Putin reportedly also said that he would meet with Saudi Arabia’s powerful Deputy Crown Prince Mohammed bin Salman in China at the G20 summit in a few days and recommend that they agree to those terms. He “is a very reliable partner with whom you can reach agreements, and can be certain that those agreements will be honored,” Putin said of the prince.
Of course, as has been pointed out ad nauseam, the freeze deal would do little in addressing the glut of global oil production. Just about all the participants in the potential freeze are producing at their limits, with several of them having ratcheted up production this year. Capping output at record levels does very little to restrain output. Nobody is actually considering a cut.

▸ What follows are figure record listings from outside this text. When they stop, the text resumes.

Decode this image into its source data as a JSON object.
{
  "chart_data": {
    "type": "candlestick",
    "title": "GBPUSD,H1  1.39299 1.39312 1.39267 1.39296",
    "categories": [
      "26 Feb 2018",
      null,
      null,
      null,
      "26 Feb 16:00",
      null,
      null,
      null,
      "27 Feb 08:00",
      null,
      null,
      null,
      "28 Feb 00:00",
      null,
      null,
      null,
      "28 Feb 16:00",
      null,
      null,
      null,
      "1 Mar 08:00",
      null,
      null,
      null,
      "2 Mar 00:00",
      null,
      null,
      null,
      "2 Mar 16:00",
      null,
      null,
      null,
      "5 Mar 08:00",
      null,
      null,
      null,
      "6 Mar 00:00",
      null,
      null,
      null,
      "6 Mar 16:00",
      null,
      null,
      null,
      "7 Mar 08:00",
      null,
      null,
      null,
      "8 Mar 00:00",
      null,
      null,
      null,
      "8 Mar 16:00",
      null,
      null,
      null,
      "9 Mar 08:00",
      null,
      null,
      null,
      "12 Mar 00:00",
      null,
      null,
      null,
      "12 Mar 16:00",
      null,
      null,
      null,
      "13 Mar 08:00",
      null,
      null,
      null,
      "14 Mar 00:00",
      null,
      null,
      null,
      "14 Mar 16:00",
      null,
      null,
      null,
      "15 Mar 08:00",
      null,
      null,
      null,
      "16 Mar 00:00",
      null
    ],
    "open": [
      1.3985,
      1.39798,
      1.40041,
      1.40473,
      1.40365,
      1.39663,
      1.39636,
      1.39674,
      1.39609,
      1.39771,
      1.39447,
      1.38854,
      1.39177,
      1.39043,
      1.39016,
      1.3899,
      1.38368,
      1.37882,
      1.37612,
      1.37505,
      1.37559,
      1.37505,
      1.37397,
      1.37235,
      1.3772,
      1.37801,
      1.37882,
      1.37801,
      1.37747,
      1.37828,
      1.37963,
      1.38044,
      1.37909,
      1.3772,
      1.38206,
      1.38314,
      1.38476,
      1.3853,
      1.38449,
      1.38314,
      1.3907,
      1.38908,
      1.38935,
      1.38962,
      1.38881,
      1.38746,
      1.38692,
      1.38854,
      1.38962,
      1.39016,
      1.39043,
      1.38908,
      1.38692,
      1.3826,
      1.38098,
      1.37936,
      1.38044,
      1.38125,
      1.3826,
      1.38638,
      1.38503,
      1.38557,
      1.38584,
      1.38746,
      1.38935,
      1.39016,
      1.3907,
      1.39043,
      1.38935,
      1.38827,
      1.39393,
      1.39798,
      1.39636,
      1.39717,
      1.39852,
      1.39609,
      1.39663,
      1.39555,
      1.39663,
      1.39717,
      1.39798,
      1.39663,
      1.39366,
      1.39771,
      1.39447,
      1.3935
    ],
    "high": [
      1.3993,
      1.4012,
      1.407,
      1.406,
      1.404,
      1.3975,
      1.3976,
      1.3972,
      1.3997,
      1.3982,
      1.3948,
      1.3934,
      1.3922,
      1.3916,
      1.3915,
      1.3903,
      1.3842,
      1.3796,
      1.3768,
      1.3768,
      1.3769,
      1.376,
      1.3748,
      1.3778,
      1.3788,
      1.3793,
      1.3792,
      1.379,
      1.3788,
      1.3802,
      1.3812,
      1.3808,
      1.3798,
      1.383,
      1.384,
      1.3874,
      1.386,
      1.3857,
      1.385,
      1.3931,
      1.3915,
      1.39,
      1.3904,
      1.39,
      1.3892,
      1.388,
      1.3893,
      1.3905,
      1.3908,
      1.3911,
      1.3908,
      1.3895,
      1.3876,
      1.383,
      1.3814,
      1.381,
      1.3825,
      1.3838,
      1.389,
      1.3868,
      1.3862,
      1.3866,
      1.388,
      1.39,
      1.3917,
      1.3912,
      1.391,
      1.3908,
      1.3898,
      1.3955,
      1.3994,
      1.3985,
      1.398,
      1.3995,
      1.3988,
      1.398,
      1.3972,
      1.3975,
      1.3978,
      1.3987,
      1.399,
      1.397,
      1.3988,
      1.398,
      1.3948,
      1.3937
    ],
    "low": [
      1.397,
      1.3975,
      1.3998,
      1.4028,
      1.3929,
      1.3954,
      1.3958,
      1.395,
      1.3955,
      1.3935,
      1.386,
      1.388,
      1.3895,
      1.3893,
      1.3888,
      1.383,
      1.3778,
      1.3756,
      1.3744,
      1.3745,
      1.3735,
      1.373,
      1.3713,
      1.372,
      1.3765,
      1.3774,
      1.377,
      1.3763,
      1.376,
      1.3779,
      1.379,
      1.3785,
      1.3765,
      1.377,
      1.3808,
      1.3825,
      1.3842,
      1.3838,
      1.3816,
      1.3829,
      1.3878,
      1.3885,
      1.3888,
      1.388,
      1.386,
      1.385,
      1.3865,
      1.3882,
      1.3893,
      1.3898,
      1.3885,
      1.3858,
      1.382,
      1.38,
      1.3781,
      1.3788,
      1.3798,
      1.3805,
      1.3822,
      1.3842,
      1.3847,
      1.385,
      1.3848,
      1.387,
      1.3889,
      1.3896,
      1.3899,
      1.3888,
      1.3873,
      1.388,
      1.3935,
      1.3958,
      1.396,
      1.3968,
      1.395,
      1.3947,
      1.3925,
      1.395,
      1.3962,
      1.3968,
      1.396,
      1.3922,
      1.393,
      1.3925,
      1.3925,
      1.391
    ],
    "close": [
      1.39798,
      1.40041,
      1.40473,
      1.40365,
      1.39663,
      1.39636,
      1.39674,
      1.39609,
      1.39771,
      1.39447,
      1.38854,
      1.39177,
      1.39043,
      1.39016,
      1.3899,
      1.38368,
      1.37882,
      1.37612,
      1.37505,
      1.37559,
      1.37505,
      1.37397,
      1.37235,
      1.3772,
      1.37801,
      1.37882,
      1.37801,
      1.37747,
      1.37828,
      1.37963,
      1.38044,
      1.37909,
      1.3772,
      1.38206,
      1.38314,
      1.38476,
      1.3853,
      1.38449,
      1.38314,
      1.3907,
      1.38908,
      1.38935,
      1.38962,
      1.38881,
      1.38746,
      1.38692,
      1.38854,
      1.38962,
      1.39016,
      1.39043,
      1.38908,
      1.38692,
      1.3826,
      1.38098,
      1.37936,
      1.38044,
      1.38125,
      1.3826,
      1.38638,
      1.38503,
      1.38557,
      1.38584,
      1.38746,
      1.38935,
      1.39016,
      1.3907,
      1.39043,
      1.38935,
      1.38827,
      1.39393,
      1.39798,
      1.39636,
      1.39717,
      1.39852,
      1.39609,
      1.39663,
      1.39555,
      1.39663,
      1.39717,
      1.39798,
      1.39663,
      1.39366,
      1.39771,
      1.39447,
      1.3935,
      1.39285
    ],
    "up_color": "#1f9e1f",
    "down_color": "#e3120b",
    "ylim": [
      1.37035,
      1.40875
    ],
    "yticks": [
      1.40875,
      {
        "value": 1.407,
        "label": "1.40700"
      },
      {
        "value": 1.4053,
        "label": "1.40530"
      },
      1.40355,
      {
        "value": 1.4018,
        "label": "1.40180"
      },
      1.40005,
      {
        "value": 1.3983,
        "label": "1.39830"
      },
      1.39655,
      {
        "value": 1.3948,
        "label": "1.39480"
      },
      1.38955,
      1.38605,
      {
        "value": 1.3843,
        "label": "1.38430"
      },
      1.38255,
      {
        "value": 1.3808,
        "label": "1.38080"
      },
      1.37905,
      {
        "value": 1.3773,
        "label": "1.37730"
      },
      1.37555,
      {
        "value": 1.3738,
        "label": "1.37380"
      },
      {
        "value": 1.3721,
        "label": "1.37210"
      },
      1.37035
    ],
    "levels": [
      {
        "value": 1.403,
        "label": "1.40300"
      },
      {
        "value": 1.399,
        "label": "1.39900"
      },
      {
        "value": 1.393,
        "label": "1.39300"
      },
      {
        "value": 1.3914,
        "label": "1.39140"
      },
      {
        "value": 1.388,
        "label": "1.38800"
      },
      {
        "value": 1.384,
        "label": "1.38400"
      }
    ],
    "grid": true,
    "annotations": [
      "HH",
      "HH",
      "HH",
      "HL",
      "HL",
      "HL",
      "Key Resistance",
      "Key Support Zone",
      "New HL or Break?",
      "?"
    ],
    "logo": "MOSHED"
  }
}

Yet, oil prices will move anyway. Just as OPEC managed to spark an oil price rally in February when they floated the idea of freeze negotiations to be held Doha, OPEC could be interested in talking up another price rally. After all, discussion of the Algeria meeting sparked a 20 percent rally in crude prices last month. OPEC might see the upside of agreeing to a deal, even if (or especially if), it has no teeth. The psychological impact on the oil markets could lead to further price increases while not actually requiring any sacrifice.
All participants seem to be coming around to that idea, which suggests that the chances of a successful agreement are not as much of a longshot as many oil analysts thought just a few weeks ago.